Table 5 indicates that DHP is not qualified to derive the ESU LAI of L. principis-rupprechtii forests with estimation errors of <5%. Table 9 shows that DCP is not qualified to derive the ESU LAI of L. principis-rupprechtii forests with estimation errors of <5% or 20%. Unlike DCP and DHP, MCI and TRAC are qualified to derive the ESU LAI of L. principis-rupprechtii forests with estimation errors of <20% (Table 7 and Figure 5). Moreover, TRAC shows the potential in obtaining the ESU LAI of L. principis-rupprechtii forests with estimation errors of <5% (Figure 5).

6. Conclusions

In this study, the performance of four optical methods (i.e., DHP, DCP, TRAC, and MCI) in estimating the ESU LAI of L. principis-rupprechtii forests was evaluated using the LAIs obtained from litter collection measurements. The impact of three factors (i.e., inversion model, ${\Omega }_e$ or ${\Omega }_w$ algorithm, and woody components correction method) on the LAI estimation was analyzed. Results show that the ESU LAI estimation was largely affected by the three factors. To obtain accurate ESU LAIs of L. principis-rupprechtii forests, we suggest the following procedures:

(1)

using MCI and TRAC as the ESU LAI estimation methods;

(2)

using CC to derive the ${\Omega }_e$ or ${\Omega }_w$;

(3)

using the destructive or MCI woody-to-total area ratio as the woody components correction method;

(4)

using the Beer inversion model to derive the ESU LAI.

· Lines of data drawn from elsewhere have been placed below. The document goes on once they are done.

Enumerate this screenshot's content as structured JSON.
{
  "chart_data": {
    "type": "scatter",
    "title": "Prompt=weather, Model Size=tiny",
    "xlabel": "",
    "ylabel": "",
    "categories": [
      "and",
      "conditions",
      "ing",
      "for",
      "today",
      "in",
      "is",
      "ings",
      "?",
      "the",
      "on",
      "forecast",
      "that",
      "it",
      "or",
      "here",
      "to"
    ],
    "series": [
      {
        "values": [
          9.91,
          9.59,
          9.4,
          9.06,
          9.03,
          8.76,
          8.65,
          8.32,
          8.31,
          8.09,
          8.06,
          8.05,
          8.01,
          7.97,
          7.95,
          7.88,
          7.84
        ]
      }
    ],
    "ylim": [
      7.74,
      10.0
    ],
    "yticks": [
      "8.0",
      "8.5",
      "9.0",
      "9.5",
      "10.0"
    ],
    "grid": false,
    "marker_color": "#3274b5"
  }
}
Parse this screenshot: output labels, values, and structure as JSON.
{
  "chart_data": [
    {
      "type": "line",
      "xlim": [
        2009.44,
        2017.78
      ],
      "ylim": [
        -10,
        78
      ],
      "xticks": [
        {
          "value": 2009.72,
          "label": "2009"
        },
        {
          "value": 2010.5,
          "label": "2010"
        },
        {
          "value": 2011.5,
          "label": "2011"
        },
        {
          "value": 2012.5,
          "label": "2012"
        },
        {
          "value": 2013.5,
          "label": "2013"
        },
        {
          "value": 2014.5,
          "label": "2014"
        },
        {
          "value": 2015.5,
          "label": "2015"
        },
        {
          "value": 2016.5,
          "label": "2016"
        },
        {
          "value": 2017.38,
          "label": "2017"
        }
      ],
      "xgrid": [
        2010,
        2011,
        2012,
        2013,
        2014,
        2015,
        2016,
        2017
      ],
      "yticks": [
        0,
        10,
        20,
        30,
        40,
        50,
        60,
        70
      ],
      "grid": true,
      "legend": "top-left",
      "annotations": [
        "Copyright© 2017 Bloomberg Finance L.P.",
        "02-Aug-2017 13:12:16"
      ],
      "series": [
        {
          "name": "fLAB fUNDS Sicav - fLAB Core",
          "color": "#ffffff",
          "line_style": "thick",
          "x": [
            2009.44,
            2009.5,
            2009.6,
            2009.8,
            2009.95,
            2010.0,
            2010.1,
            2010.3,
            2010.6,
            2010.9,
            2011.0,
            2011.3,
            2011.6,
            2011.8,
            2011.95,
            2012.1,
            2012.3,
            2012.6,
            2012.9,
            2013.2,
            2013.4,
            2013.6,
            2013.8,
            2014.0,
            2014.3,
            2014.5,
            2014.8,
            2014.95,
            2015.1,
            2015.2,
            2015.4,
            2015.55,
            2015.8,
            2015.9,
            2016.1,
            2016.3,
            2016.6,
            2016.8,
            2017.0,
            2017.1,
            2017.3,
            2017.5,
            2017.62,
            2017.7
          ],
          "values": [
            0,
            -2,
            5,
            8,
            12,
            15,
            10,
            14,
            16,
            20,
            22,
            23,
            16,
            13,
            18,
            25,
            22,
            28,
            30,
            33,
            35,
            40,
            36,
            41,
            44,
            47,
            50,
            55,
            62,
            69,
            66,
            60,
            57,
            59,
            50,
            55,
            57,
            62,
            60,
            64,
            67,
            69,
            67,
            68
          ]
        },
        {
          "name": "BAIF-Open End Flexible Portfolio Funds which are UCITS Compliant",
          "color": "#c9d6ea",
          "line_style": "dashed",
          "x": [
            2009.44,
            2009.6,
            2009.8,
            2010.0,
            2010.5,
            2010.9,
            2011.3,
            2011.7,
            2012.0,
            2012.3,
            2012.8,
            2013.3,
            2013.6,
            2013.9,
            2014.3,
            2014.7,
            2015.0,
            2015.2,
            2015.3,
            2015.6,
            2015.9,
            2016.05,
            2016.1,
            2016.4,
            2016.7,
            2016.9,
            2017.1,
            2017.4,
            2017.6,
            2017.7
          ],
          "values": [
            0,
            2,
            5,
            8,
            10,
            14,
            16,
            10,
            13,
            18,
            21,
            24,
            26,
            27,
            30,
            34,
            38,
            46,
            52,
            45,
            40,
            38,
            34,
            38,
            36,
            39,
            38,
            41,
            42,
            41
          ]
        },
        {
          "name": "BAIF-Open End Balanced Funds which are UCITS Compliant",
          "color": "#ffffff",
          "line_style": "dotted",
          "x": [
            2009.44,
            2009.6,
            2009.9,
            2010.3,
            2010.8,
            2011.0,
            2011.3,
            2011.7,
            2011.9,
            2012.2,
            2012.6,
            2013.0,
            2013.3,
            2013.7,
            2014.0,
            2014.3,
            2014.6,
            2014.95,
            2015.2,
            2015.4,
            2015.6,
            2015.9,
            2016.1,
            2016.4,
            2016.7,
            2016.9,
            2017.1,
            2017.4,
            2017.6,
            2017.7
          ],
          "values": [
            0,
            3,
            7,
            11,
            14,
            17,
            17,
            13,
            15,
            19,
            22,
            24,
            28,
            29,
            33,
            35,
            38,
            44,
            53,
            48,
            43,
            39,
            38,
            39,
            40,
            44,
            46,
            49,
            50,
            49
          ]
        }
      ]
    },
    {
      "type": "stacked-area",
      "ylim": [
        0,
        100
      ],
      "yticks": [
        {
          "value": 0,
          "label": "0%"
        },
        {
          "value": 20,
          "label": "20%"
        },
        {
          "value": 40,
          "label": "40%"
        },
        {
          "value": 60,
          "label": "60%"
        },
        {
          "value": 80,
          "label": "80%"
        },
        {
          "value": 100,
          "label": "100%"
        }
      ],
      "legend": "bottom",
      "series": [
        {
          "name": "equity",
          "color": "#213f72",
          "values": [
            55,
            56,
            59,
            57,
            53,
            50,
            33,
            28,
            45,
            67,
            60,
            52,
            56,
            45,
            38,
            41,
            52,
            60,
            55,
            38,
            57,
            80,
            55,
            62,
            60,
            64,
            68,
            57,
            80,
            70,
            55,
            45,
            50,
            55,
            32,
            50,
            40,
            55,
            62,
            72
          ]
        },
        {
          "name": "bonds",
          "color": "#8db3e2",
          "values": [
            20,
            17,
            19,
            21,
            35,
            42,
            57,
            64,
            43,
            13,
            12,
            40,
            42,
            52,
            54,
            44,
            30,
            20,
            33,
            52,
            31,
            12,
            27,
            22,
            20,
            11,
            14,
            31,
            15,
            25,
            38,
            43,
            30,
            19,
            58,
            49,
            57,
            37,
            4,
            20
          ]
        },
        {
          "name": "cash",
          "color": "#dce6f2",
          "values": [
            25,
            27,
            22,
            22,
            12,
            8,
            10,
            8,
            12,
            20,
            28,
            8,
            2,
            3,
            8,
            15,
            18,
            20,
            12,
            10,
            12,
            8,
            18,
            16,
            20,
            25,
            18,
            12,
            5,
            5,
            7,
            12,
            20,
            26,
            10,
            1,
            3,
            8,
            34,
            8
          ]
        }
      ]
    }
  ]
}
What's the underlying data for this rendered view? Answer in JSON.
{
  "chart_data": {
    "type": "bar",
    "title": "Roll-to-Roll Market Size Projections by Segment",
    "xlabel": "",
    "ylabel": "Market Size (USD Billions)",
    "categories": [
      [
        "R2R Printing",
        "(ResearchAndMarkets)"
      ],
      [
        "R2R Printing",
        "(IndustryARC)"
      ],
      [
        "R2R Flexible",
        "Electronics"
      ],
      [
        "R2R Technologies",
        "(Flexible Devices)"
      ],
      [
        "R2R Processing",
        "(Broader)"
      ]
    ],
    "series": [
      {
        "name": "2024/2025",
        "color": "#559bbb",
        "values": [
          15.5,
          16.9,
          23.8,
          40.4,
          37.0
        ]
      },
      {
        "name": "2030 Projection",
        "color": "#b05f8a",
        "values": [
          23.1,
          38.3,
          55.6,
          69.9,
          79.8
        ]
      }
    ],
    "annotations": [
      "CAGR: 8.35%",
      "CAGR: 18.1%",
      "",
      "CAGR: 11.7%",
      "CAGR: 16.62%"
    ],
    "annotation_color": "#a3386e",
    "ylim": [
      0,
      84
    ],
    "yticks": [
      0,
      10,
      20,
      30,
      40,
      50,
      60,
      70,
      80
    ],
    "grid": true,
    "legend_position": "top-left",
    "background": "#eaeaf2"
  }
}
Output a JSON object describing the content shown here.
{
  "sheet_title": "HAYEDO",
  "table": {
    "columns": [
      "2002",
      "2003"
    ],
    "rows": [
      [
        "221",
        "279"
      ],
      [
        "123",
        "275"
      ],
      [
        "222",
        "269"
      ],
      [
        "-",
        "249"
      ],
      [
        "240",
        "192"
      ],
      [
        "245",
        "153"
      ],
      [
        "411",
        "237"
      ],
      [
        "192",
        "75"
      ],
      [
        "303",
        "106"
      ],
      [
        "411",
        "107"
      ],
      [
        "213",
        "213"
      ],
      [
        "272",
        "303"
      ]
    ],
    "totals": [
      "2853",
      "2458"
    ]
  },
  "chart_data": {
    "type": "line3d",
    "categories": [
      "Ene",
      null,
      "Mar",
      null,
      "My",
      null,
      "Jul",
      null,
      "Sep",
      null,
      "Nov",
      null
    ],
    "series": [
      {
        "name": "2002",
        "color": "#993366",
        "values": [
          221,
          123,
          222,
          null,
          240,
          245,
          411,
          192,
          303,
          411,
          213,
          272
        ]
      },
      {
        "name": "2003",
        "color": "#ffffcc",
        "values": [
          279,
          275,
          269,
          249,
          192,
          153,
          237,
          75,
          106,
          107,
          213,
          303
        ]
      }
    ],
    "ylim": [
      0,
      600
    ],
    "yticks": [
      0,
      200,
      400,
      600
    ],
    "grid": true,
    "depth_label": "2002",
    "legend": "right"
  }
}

The accuracies of ESU LAIs obtained by the four optical methods were evaluated in terms of whether they matched the LAI accuracy target required by GCOS. Results show that the four optical methods, except for DCP, could obtain the ESU LAI of L. principis-rupprechtii forests with an MAE of <20% required by GCOS. Only TRAC shows potential in obtaining the ESU LAI of L. principis-rupprechtii forests with an MAE of <5%.

Given the limited efforts and resources available, only five plots were covered in this study. More plots should be covered in the future to improve the conclusions drawn in this study and evaluate whether management activities (e.g., branches harvesting and thinning) and the LAI range of the plots are factors that affect the performance of the four optical methods for deriving the ESU LAI of L. principis-rupprechtii forests. Future work could include efforts to evaluate the performance of a commonly used method of LAI-2200 in the ESU LAI estimation of L. principis-rupprechtii forests.